A live radio program on the city's popular FM station Radio One was playing mellow music, taking calls and reporting from the Leopold on examples of that Mumbai spirit -- the cosmopolitan financial capital's reputed ability to pick itself up and carry on after every bombing, riot and bout of mayhem.

As soon as the gunmen's three-day siege ended Saturday, vendors and hawkers returned to the city's street corners, the local trains were packed as always, and people went back to complaining about the traffic jams.

"I wanted to tell the terrorists, 'Look, my shutters are up again,' " said Farhang Jehani, Leopold's affable owner. "The customers point and count the bullet holes on the walls and the pillars even before they place their order. A lot of new people are walking in to see: What is this Leopold? Why did the terrorists target it? And my old fans are coming back to reassure themselves that it is still open."

Some contend that "the Mumbai spirit" is just cliched hype, that the city's celebrated resilience merely reflects hard reality.

"The city knows how to deal with the continuously changing reality. It says, 'This is the way the world is, let's go and live in it,' " said Mahesh Bhatt, a popular Bollywood filmmaker. "But it really is a question of pure livelihood and an animal sense of survival, otherwise someone else will take away your job. You don't want the world to find out you are dispensable."

Still, for many Mumbai residents, that spirit of resolve is genuine, and the heartbeat of the city's resurgence lies in plans to restore the historic Taj Mahal Palace & Tower hotel. The ornate, crowning dome of the 105-year-old waterfront icon, under siege during the attacks, was engulfed in a ball of fire and nearly came crashing down.

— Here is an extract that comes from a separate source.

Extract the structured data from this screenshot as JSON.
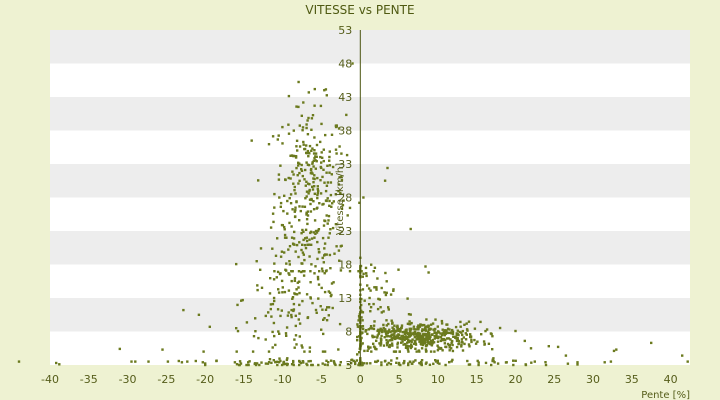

The intricately carved basalt stone structure was the first luxury hotel on the subcontinent that Indians were let into during British rule. It is a mix of several turn-of-the-century architectural influences and drew from the Florentine, Moorish, Gothic, Mughal and Rajput styles. The creator, industrialist J.R.D. Tata, wanted it to be "second to none east of the Suez."

"It is the pride of the city and an important historic landmark," said Abha Bahl, co-founder of the Bombay Heritage Walks. "The facade reflects the spirit of the city, the coming together of so many cultural influences. And it stood strong against the terror attack. Like the Taj, we will not fall."

Historians say the Taj shaped the social life of the city over the past century by introducing the country's first air-conditioned ballroom and first Turkish bath, as well as chamber music and live jazz. Many meetings during India's freedom movement were held there, and even Mahatma Gandhi addressed meetings at the Taj.

A number of the city's heritage and conservation planners want to set up a panel to work on the restoration of the heavily damaged Taj. A celebrated conservation architect, Chetan Raikar, is likely to be part of the team. This week, renowned artist M.F. Husain -- whose paintings adorned the hotel's lobby, which was destroyed -- announced that he would paint for the hotel again.

The author of a forthcoming book on the hotel's past, Sharda Dwivedi, said its intricately carved wooden railings, ballroom, suites and bar have been gutted.

"The Taj is not just a hotel, it is a living museum. So many of the very, very valuable and antique crystals, exquisite chandeliers, porcelains, lithographs, maps, carpets, furniture and contemporary art from around the world have gone," she said. "And what is absolutely irreplaceable is the sentiment, the memories attached to those."

Bhatt, the filmmaker, disputes that the burning of the Taj was the defining moment of pain for all Mumbaikars. He called the hotel a "temple of affluence" and said this was the first time the city's rich had been targeted.

"Let us not forget that there are many Mumbais within Mumbai. The Taj's damage is of no relevance to hundreds of thousands of people in the city. It is the rich people's 9/11," he said. "But the city has seen far worse -- when hundreds were butchered in Hindu-Muslim riots and when local trains blew up in the 2006 bombings. And Mumbai has found the strength each time."